FIG 2.

Coclustering of Gag and PSGL-1 in HeLa cells is dependent on the intact MA HBR sequence but does not correlate with Gag membrane binding or VLP production. (A) Schematic representation of the MA mutants examined in this study. The amino acid residues of the Fyn(10), HBR, and Kmyr sequences are shown. Blue, basic residues; gray, uncharged amino acids; turquoise, switched residues; red, lipid-modified residues. (B) HeLa cells were transfected with plasmids carrying the indicated Gag-mEos3.2 fusion constructs and wild-type PSGL-1. Cells were fixed and immunostained for PSGL-1 with a monoclonal antibody against PSGL-1, which was directly labeled with Alexa Fluor 647, and imaged by TIRF microscopy in a reducing buffer (7,500 image frames per cell). Representative reconstructed images were produced as described in Materials and Methods. Images show Gag-mEos3.2 in green and PSGL-1 in red. Bars = 500 nm. Cross-correlation curves are shown below their corresponding representative images.
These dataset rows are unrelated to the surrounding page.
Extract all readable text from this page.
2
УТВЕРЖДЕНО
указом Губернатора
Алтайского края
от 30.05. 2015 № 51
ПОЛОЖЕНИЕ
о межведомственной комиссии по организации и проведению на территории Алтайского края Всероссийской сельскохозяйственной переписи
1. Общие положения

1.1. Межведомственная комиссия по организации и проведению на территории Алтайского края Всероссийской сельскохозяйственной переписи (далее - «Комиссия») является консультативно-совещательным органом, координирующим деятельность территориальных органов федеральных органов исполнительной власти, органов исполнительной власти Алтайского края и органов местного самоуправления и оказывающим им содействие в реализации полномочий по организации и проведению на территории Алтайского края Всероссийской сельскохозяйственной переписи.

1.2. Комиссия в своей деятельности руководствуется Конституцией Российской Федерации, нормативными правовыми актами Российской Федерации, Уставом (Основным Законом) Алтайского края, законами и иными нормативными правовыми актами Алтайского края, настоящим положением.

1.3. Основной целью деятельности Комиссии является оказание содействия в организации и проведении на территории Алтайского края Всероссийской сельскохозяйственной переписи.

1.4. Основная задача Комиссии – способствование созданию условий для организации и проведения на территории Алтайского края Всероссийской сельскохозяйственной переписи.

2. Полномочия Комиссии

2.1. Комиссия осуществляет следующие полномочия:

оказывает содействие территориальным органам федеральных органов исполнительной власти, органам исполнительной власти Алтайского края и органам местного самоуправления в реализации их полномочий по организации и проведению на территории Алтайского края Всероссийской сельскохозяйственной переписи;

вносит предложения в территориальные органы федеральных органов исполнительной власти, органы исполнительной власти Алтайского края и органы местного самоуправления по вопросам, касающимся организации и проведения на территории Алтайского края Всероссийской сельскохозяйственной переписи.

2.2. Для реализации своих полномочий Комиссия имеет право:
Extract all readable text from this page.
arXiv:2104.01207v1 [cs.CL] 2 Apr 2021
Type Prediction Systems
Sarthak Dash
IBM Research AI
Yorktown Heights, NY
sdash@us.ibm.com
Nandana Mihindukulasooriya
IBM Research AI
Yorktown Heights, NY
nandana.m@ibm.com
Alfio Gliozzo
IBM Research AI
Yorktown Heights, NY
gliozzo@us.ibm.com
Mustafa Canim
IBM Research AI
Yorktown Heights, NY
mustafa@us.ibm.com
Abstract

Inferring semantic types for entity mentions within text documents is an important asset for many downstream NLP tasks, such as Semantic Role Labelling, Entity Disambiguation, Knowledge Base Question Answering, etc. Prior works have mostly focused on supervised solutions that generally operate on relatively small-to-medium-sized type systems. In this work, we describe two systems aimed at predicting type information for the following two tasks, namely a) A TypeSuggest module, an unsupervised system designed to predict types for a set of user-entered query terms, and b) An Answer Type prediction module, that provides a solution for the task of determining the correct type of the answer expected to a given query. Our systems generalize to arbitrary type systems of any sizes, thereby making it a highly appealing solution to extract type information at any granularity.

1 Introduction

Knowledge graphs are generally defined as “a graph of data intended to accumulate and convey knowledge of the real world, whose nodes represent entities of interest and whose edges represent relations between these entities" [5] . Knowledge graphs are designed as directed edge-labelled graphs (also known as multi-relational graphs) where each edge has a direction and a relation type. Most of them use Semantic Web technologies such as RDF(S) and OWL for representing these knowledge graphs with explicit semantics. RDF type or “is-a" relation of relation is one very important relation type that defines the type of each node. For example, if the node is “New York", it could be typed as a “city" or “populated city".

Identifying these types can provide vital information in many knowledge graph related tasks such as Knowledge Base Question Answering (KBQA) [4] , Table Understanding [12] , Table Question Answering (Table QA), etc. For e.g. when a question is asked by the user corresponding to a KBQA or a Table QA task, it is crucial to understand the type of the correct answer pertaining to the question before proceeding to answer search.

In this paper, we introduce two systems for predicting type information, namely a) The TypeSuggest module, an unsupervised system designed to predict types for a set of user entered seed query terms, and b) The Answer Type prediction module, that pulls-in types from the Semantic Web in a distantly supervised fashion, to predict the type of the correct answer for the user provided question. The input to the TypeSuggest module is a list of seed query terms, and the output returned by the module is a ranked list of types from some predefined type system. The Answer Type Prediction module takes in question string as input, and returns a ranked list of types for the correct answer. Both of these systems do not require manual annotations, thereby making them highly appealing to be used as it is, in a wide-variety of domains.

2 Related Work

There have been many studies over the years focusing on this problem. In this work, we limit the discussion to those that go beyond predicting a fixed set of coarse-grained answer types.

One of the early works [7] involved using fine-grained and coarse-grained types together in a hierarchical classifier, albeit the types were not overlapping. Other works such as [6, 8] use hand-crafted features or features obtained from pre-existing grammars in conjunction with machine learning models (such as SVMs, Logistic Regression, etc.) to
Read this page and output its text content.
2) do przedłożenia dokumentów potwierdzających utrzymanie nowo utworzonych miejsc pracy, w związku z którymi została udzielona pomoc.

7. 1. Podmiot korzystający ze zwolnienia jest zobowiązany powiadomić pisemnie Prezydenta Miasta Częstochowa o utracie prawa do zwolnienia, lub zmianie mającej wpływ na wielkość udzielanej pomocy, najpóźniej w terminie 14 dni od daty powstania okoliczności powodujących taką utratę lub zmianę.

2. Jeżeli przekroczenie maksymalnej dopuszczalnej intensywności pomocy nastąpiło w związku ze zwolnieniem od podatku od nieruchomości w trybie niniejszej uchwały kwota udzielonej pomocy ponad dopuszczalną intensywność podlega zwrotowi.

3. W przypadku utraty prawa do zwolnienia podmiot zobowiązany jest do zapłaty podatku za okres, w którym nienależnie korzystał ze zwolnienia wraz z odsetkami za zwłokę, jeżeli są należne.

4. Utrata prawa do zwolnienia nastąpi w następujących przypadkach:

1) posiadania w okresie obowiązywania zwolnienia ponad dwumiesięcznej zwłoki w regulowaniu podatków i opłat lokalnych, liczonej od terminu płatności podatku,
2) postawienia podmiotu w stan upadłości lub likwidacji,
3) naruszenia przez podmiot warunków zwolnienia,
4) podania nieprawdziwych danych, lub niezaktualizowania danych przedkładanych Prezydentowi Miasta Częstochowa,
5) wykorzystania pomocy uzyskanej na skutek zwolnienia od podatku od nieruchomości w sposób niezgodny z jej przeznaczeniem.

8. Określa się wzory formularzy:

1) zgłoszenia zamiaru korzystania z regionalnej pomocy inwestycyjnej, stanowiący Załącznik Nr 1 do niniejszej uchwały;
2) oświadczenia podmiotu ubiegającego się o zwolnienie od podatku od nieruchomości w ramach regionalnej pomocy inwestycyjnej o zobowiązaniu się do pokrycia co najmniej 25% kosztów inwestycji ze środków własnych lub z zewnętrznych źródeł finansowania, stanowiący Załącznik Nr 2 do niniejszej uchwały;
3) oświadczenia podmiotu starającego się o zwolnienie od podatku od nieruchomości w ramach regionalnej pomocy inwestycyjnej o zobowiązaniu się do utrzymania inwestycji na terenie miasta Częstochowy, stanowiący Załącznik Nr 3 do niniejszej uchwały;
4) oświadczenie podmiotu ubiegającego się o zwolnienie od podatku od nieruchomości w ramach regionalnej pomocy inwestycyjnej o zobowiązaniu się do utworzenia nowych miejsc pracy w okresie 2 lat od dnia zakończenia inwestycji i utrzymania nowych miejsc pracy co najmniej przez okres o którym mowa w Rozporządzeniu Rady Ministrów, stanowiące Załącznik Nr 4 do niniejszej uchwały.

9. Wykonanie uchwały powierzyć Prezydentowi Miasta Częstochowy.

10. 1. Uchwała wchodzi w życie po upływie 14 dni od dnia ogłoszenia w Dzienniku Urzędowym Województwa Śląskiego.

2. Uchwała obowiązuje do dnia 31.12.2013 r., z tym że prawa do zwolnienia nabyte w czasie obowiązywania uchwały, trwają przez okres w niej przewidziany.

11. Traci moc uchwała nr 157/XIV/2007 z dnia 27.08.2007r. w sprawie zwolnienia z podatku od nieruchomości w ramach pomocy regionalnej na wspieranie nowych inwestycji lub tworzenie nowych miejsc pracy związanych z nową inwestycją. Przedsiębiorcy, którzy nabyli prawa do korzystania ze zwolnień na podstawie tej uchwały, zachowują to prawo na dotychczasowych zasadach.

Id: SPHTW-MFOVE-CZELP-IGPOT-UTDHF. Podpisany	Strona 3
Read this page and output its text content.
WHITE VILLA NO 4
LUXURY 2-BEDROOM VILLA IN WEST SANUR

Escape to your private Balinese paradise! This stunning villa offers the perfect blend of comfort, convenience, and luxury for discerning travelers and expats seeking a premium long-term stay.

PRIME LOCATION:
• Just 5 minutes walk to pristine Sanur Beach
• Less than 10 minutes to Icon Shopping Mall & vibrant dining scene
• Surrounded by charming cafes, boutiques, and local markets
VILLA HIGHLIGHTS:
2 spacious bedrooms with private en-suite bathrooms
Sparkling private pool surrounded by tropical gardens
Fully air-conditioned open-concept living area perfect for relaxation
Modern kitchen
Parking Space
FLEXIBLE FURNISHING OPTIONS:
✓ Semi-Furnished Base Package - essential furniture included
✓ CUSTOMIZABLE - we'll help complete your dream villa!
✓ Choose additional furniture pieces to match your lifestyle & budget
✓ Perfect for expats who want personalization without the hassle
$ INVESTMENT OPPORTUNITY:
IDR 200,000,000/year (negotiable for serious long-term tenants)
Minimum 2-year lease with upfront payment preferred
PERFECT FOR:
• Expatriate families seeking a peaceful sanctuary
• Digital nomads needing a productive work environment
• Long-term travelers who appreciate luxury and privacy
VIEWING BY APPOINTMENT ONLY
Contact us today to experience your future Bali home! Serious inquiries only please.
Cross-correlation measurements were performed as described in the legend to Fig. 1A using images of a total of at least 10 cells per condition from 2 independent experiments. (C) Total coclustering was calculated as described in the legend to Fig. 1B. Values shown indicate means ± SEMs. ***, P < 0.0005; *, P < 0.05; ns, not significant. (D) A VLP release assay was performed on Gag-mEos3.2 constructs in HeLa cells. Results represent the averages of three independent experiments normalized to the value for WT Gag-mEos3.2.